Artikel
Co-morbidities in patients with psoriatic arthritis in Germany: associations with initial therapy
Suche in Medline nach
Autoren
-
Frank Behrens
- CIRI/Rheumatoloige & Fraunhofer IME, Projektgruppe Translationale Medizin & Pharmakologie, Klinikum Goethe-Universität, Frankfurt/Main
-
Jan Leipe
- Division of Rheumatology, Vth Department of Medicine, University Hospital Mannheim, Mannheim
-
Jürgen Rech
- Universitätsklinikum Erlangen, Medizinische Klinik 3, Rheumatologie und Immunologie, Erlangen
-
Diamant Thaci
- Exzellenzzentrum Entzündungsmedizin der Universität zu Lübeck, Dermatologie, Lübeck
-
Kieran J. Rothnie
- Bristol-Myers Squibb, Uxbridge, United Kingdom
-
Carolin Oefner
- Bristol-Myers Squibb, Munich
| Veröffentlicht: | 8. Oktober 2019 |
|---|
Gliederung
Text
Background: Co-morbid diseases are common in patients with psoriatic arthritis (PsA) and are an important consideration when choosing treatment options. We used retrospective observational data from the Strategy for Psoriatic Arthritis In Germany (SPAIG) study [1] to characterise common co-morbidities in patients with PsA and evaluate the association between co-morbidities and selection of initial therapy.
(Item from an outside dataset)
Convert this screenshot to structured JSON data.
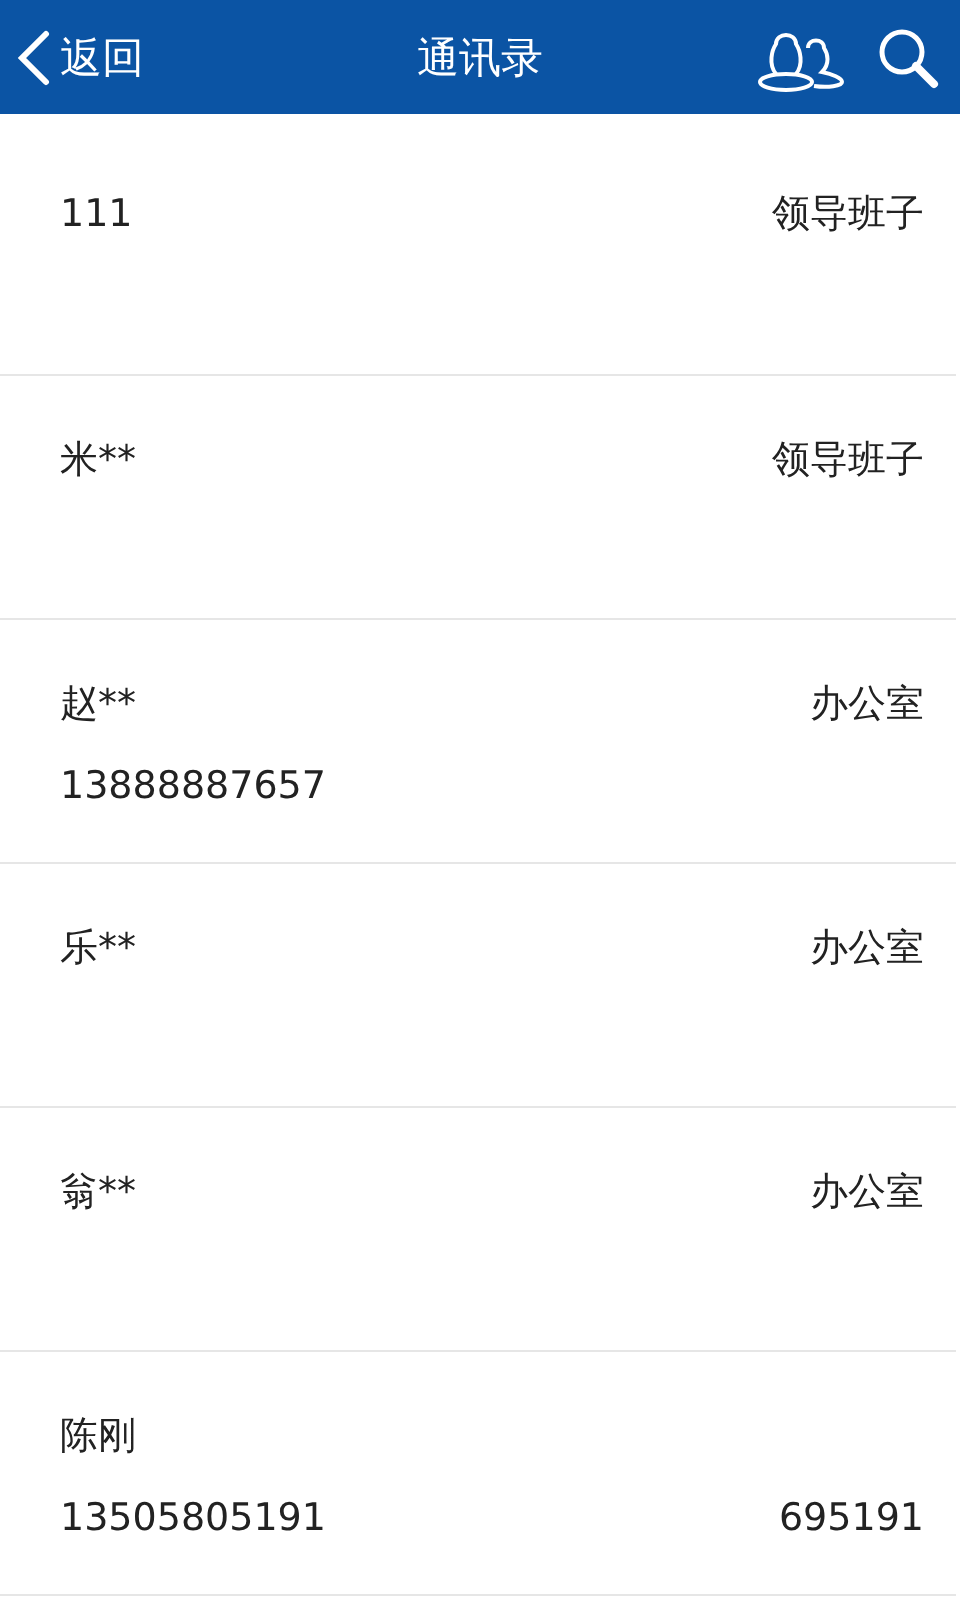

Methods: This retrospective, multicentre, observational study included adult patients diagnosed with PsA according to the Classification Criteria for Psoriatic Arthritis [2] with active disease at diagnosis, who received DMARD treatment for at least 6 of the previous 12 months. Patients were enrolled between 1 May and 30 November 2017 and data were collected on patient disease characteristics, co-morbidities and treatment (initial and during the last 12 months). Multinomial logistic regression analysis was used to evaluate associations between baseline characteristics and initial choice of therapy.
Results: A total of 316 patients were included in the final analysis set. Most patients (223; 70.6%) reported co-morbidities and almost half (152; 48.1%) had more than one co-morbidity. The most frequently reported co-morbidities were a history of hypertension (46.8%), diabetes (13.9%) and anxiety/depression (12.7%). Initial therapies appeared to be influenced by co-morbidities and disease characteristics (Table 1 [Tab. 1], Table 2 [Tab. 2]). Compared with non-DMARDs, patients were significantly less likely to have received initial treatment with conventional synthetic/targeted synthetic DMARDs (cs/tsDMARDs) or with biologic DMARDs (bDMARDs) if they had high tender joint counts at study enrolment (end of observation period). Patients were also less likely to receive cs/tsDMARDS if they had chronic obstructive pulmonary disease, and were significantly more likely to be treated with cs/tsDMARDs if they had a high BMI or anxiety/depression. Patients were significantly more likely to receive bDMARD initial therapy (compared with non-DMARDs) if they had a history of hypertension or musculoskeletal disease (non-PsA manifestations).
Conclusion: Our data document the burden of co-morbidities in patients with PsA in routine daily practice and provide insights into the association between co-morbidities and treatment selection.
References
- 1.
- Behrens F, Remstedt S, Rech J, Thaci D, Oefner C. Therapeutic strategy in psoriatic arthritis in Germany: first results from an observational study. In: Deutsche Gesellschaft für Rheumatologie, Deutsche Gesellschaft für Orthopädische Rheumatologie, Gesellschaft für Kinder- und Jugendrheumatologie, editors. 46. Kongress der Deutschen Gesellschaft für Rheumatologie (DGRh), 32. Jahrestagung der Deutschen Gesellschaft für Orthopädische Rheumatologie (DGORh), Wissenschaftliche Herbsttagung der Gesellschaft für Kinder- und Jugendrheumatologie (GKJR). Mannheim, 19.-22.09.2018. Düsseldorf: German Medical Science GMS Publishing House; 2019. DocEV.30.
- 2.
- Taylor W, Gladman D, Helliwell P, Marchesoni A, Mease P, Mielants H; CASPAR Study Group. Classification criteria for psoriatic arthritis: development of new criteria from a large international study. Arthritis & Rheumatism. 2006;54(8):2665-73.